Studio album by Copeland
- Released: March 25, 2003
- Recorded: November 4, 2002 – January 1, 2003
- Genre: Alternative rock, emo, indie rock
- Length: 44:14
- Label: The Militia Group
- Producer: Matt Goldman and Copeland

Copeland chronology
| Copeland/Pacifico (2001) | Beneath Medicine Tree (2003) | The Pale/Copeland Split EP (2004) |

= Beneath Medicine Tree =

Beneath Medicine Tree is the first full-length album from Copeland. Beneath Medicine Tree features a heavy medical theme. Aaron Marsh admits that the lyrics in this album were inspired by the hospitalization of his girlfriend and the death of his grandmother. The album booklet includes photographs by then-bassist James Likeness of hospital scenes.

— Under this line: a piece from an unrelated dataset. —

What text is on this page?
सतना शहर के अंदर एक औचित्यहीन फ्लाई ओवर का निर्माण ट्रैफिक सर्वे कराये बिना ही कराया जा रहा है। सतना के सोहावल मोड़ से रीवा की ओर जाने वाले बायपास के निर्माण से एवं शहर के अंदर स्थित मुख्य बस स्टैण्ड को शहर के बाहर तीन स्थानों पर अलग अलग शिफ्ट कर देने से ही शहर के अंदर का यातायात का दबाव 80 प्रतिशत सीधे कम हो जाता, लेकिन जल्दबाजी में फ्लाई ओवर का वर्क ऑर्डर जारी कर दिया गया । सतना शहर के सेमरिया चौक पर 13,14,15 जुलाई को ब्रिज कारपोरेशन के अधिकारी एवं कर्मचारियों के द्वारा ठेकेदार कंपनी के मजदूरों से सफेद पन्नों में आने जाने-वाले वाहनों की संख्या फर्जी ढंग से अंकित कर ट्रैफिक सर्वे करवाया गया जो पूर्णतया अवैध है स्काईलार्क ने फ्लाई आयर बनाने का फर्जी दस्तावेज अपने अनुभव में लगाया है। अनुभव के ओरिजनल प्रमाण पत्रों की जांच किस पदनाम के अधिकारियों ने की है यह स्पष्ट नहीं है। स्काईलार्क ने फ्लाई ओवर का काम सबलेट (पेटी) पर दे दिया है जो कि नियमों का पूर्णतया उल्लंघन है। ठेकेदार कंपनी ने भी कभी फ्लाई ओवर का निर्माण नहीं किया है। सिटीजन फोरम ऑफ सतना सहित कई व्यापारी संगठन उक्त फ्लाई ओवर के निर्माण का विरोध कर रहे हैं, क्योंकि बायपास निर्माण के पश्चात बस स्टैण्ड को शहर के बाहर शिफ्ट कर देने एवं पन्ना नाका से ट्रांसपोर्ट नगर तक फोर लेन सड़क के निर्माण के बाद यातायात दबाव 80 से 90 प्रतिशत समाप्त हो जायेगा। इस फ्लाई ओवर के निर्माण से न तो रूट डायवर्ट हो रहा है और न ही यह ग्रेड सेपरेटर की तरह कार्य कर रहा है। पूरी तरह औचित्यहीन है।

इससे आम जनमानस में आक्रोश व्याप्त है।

Marsh cites that, "With Beneath Medicine Tree, I wanted to make a record that moves people, while with In Motion, I wanted to make a record that makes people move."

Vulture.com described "When Paula Sparks" as the emo centerpiece of the album, "being one of [the emo genre's] deepest and richest examinations of grief."

Professional ratings
Review scores
| Source | Rating |
| Punknews.org |  |

==Track listing==
1. "Brightest" – 2:05
2. "Testing the Strong Ones" – 3:36
3. "Priceless (For Eleanor)" – 4:50
4. "Take Care" – 4:10
5. "When Paula Sparks" – 4:54
6. "California" – 5:26
7. "She Changes Your Mind" – 3:48
8. "There Cannot be a Close Second" – 3:38
9. "Coffee" – 4:46
10. "Walking Downtown" – 3:06
11. "When Finally Set Free" – 3:55

The title track, "Beneath Medicine Tree", was not included in the final release of this album, but was instead re-written and released as "Love Is a Fast Song" on their second album, In Motion.